Research in substance use disorder (SUD) treatment settings has identified high rates of chronic pain among patients with opioid use disorder (OUD), but less information is available about the prevalence of chronic pain and other clinical characteristics of those identified with OUD in general medical settings.
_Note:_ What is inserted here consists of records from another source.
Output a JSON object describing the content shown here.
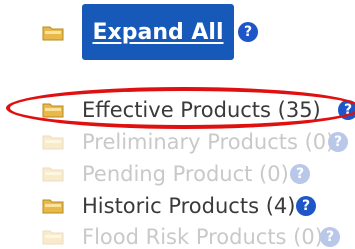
{
  "expand": {
    "label": "Expand All",
    "help": "?"
  },
  "items": [
    {
      "label": "Effective Products (35)",
      "help": "?",
      "state": "active"
    },
    {
      "label": "Preliminary Products (0)",
      "help": "?",
      "state": "faded"
    },
    {
      "label": "Pending Product (0)",
      "help": "?",
      "state": "faded"
    },
    {
      "label": "Historic Products (4)",
      "help": "?",
      "state": "active"
    },
    {
      "label": "Flood Risk Products (0)",
      "help": "?",
      "state": "faded"
    }
  ],
  "colors": {
    "button": "#1659b8",
    "help_icon": "#1e56c8",
    "folder": "#e8b94a",
    "highlight": "#e01010"
  }
}
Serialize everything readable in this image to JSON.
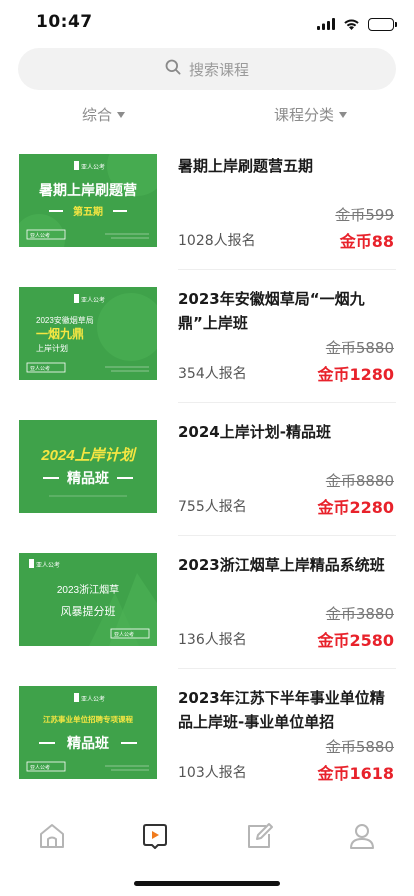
{
  "status": {
    "time": "10:47"
  },
  "search": {
    "placeholder": "搜索课程"
  },
  "filters": {
    "sort_label": "综合",
    "category_label": "课程分类"
  },
  "courses": [
    {
      "title": "暑期上岸刷题营五期",
      "enrolled": "1028人报名",
      "old_price": "金币599",
      "new_price": "金币88",
      "thumb": {
        "brand": "亚人公考",
        "headline": "暑期上岸刷题营",
        "subline": "第五期",
        "tag": "亚人公考"
      }
    },
    {
      "title": "2023年安徽烟草局“一烟九鼎”上岸班",
      "enrolled": "354人报名",
      "old_price": "金币5880",
      "new_price": "金币1280",
      "thumb": {
        "brand": "亚人公考",
        "line1": "2023安徽烟草局",
        "line2": "一烟九鼎",
        "line3": "上岸计划",
        "tag": "亚人公考"
      }
    },
    {
      "title": "2024上岸计划-精品班",
      "enrolled": "755人报名",
      "old_price": "金币8880",
      "new_price": "金币2280",
      "thumb": {
        "line1": "2024上岸计划",
        "line2": "精品班"
      }
    },
    {
      "title": "2023浙江烟草上岸精品系统班",
      "enrolled": "136人报名",
      "old_price": "金币3880",
      "new_price": "金币2580",
      "thumb": {
        "brand": "亚人公考",
        "line1": "2023浙江烟草",
        "line2": "风暴提分班",
        "tag": "亚人公考"
      }
    },
    {
      "title": "2023年江苏下半年事业单位精品上岸班-事业单位单招",
      "enrolled": "103人报名",
      "old_price": "金币5880",
      "new_price": "金币1618",
      "thumb": {
        "brand": "亚人公考",
        "line1": "江苏事业单位招聘专项课程",
        "line2": "精品班",
        "tag": "亚人公考"
      }
    }
  ],
  "tabs": [
    "home-icon",
    "video-course-icon",
    "edit-note-icon",
    "profile-icon"
  ],
  "colors": {
    "accent": "#e8222b",
    "thumb_green": "#3fa24a",
    "highlight_yellow": "#f5e642"
  }
}
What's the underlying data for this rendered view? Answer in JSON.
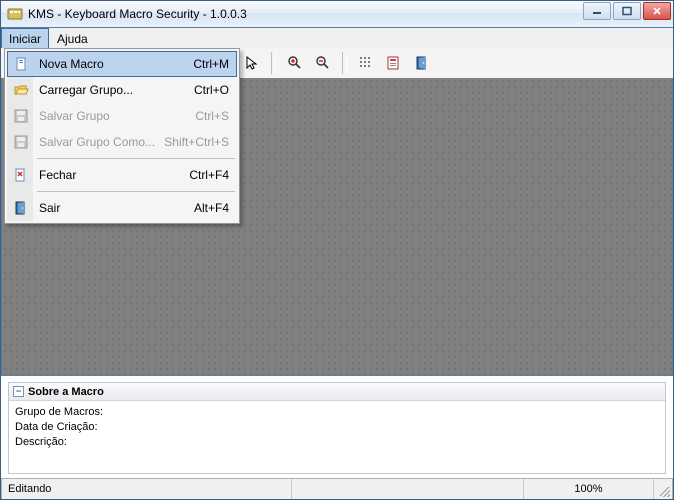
{
  "window": {
    "title": "KMS - Keyboard Macro Security - 1.0.0.3"
  },
  "menubar": {
    "items": [
      {
        "label": "Iniciar",
        "open": true
      },
      {
        "label": "Ajuda",
        "open": false
      }
    ]
  },
  "dropdown": {
    "items": [
      {
        "icon": "new-doc",
        "label": "Nova Macro",
        "shortcut": "Ctrl+M",
        "enabled": true,
        "highlight": true
      },
      {
        "icon": "folder-open",
        "label": "Carregar Grupo...",
        "shortcut": "Ctrl+O",
        "enabled": true,
        "highlight": false
      },
      {
        "icon": "save",
        "label": "Salvar Grupo",
        "shortcut": "Ctrl+S",
        "enabled": false,
        "highlight": false
      },
      {
        "icon": "save-as",
        "label": "Salvar Grupo Como...",
        "shortcut": "Shift+Ctrl+S",
        "enabled": false,
        "highlight": false
      },
      {
        "sep": true
      },
      {
        "icon": "close",
        "label": "Fechar",
        "shortcut": "Ctrl+F4",
        "enabled": true,
        "highlight": false
      },
      {
        "sep": true
      },
      {
        "icon": "exit",
        "label": "Sair",
        "shortcut": "Alt+F4",
        "enabled": true,
        "highlight": false
      }
    ]
  },
  "toolbar": {
    "buttons": [
      {
        "name": "pointer-tool",
        "icon": "pointer"
      },
      {
        "sep": true
      },
      {
        "name": "zoom-in-tool",
        "icon": "zoom-in"
      },
      {
        "name": "zoom-out-tool",
        "icon": "zoom-out"
      },
      {
        "sep": true
      },
      {
        "name": "grid-tool",
        "icon": "grid"
      },
      {
        "name": "macro-tool",
        "icon": "macro"
      },
      {
        "name": "door-tool",
        "icon": "door"
      }
    ]
  },
  "info": {
    "title": "Sobre a Macro",
    "lines": [
      "Grupo de Macros:",
      "Data de Criação:",
      "Descrição:"
    ]
  },
  "status": {
    "mode": "Editando",
    "zoom": "100%"
  }
}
This study compared electronic health record (EHR) SUD, mental health, and other health condition diagnoses among 4 groups of patients with OUD in a general healthcare system: those with OUD and no chronic pain; those with OUD diagnosis prior to a pain diagnosis; those with OUD and pain diagnoses at the same time point; and those with a chronic pain diagnosis prior to OUD.
- Of 4.6 million patients seen between 2006 and 2015, 5307 had a diagnosis of OUD (0.1%).
- Two-thirds (64%) of patients with OUD had a chronic pain diagnosis; of these, 62% had a chronic pain diagnosis prior to OUD diagnosis.
- Patients with OUD diagnosed prior to chronic pain had higher rates of other SUD diagnoses, as well as higher rates of HIV and hepatitis C.
- Patients with pain diagnoses prior to OUD had the highest rates of mental health disorders as well as multiple chronic medical problems.
Comments: Although it was limited by the unknown accuracy of EHR diagnoses, this study was able to identify patterns of mental health, SUD, and chronic medical diagnoses in different groups of patients with OUD and chronic pain. The high rates of chronic pain diagnoses among patients with OUD likely reflects the general medical setting, with low overall rates of OUD diagnoses and likely low rates of OUD treatment availability. The interplay of chronic pain and OUD in this setting indicates the complexity facing general medical care providers.
Joseph Merrill, MD, MPH
Reference: Hser YI, Mooney LJ, Saxon AJ, et al. Chronic pain among patients with opioid use disorder: Results from electronic health records data. J Subst Abuse Treat. 2017;77:26–30.